Companies with a core group of employees who know how to use their innate strengths show measurable improvements in not just earnings, but also profits. A study of 31 clients of Cheetah Learning that conducted onsite project management training from 2003 to 2013 showed that 90 percent of them increased their profitability and 85 percent of them increased their growth rate following such training.

Measuring Individual Performance

Identifying and measuring key performance indicators (KPIs) can show whether individual employees have the capability to be top performers. Developing KPIs that account for the degree to which each member is working in his or her areas of strength also can help to develop a high-performing project team.

For example, when developing KPIs to evaluate employees’ effectiveness, consider creating a balanced scorecard (BSC) that focuses on the following areas:

  • Communications.
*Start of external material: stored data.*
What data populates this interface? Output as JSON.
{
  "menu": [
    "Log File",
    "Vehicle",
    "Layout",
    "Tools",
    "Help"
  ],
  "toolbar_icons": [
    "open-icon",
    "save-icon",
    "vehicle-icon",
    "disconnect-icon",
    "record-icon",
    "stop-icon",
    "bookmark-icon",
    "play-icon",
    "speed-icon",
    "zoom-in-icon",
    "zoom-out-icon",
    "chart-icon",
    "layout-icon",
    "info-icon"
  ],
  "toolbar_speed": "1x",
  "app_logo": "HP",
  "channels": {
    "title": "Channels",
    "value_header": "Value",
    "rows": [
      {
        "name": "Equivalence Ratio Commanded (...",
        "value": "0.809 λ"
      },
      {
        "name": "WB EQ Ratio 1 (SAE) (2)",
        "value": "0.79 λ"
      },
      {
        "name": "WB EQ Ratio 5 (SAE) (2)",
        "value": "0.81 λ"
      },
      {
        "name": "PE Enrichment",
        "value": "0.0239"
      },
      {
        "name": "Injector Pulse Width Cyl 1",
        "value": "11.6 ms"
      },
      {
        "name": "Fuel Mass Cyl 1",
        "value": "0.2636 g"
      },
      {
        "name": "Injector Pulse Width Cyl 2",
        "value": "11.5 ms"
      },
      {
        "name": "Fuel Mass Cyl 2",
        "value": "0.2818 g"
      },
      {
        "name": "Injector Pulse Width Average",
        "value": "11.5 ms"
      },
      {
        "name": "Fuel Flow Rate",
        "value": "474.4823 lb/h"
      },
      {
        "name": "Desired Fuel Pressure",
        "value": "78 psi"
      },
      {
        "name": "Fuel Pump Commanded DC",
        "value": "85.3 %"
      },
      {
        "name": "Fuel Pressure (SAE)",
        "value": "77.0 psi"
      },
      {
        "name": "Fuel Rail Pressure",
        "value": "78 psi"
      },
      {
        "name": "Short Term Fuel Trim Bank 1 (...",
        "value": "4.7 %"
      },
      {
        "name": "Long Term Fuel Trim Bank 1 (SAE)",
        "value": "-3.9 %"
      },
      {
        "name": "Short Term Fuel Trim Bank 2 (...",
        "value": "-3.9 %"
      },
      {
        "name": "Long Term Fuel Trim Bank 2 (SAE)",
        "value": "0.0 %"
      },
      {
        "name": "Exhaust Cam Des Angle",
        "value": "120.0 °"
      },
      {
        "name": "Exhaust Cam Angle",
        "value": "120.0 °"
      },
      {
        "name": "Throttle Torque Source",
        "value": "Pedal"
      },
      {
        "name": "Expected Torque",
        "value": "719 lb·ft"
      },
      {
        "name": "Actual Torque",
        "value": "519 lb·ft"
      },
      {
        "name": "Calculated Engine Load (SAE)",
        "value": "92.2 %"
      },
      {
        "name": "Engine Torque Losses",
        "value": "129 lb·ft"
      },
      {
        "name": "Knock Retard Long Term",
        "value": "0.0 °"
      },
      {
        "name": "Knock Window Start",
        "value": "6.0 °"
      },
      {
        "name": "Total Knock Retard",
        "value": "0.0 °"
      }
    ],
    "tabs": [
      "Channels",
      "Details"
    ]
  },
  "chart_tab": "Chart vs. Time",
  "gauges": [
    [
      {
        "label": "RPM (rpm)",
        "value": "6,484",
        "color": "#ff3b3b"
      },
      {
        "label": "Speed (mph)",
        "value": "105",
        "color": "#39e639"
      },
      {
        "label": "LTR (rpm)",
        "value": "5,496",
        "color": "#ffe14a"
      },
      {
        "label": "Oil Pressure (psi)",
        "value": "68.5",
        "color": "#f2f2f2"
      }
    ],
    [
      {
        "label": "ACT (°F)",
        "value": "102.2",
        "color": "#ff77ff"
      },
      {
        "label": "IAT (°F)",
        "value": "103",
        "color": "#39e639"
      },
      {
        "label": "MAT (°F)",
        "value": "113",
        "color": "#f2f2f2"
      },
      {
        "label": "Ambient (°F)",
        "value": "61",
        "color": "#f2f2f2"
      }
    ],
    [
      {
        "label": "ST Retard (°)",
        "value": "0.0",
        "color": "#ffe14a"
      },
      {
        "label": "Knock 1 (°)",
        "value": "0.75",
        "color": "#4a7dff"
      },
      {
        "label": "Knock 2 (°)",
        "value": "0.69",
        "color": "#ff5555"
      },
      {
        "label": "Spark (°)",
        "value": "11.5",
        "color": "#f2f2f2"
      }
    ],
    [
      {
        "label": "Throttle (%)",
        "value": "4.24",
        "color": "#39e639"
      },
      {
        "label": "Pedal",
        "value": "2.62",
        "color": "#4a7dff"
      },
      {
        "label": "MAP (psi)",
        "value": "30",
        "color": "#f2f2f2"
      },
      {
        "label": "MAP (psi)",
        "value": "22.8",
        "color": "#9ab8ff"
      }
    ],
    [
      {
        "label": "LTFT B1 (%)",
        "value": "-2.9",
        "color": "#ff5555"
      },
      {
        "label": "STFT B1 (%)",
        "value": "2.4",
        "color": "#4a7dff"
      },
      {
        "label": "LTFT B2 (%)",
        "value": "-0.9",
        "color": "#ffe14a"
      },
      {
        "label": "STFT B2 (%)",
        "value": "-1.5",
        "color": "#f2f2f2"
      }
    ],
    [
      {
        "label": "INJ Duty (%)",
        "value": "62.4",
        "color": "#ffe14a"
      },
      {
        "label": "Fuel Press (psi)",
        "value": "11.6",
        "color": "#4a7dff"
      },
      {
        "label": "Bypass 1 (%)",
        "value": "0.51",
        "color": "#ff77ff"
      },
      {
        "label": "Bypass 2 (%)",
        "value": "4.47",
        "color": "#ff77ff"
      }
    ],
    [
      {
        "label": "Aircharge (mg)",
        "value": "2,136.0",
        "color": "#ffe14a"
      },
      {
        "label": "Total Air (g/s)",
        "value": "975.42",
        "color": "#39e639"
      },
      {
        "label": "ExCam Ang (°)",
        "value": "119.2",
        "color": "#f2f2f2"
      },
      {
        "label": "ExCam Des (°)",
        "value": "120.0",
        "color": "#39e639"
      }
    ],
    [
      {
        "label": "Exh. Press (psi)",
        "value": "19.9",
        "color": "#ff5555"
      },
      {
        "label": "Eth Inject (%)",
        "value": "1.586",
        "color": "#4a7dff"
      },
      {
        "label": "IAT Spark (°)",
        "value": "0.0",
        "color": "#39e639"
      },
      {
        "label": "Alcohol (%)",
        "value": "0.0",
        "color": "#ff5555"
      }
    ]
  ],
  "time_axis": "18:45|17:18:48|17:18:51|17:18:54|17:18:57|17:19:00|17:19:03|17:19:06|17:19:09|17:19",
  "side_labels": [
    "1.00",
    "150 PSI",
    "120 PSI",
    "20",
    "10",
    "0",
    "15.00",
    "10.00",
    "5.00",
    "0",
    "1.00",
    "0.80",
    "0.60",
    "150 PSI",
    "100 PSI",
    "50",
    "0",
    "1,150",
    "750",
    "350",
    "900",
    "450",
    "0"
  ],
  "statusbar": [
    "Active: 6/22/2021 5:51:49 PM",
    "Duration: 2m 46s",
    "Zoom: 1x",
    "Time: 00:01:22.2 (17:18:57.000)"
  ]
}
How well does each team member communicate with co-workers, supervisors, clients and other stakeholders?
  • Learning and performance. How quickly is each team member able to move from acquiring new skills to implementing these skills in a way that creates value for the organization?
  • Organizational commitment and growth. How passionate is each team member about his or her work? How well does each team member collaborate with others to generate new business ideas?

Making use of project management training and individual KPIs in managing teams will provide a clearer picture of the extent to which team members are working in their areas of strength and whether they are creating real value for the company. Developing a BSC that accounts for team members’ unique personality strengths can help project managers assess whether a team member might be holding a team back or just doesn’t “fit” well within the group. In such cases, those individuals could be assigned to other projects well-suited to their strengths that would allow them to soar as valuable team players. By bringing in a personality-based project management training program to their team, project managers raise the bar for the whole team while empowering each team member to reach his or her highest potential.

Michelle LaBrosse, CCPM, PMP, PMI-ACP, is founder and chief cheetah of Cheetah Learning.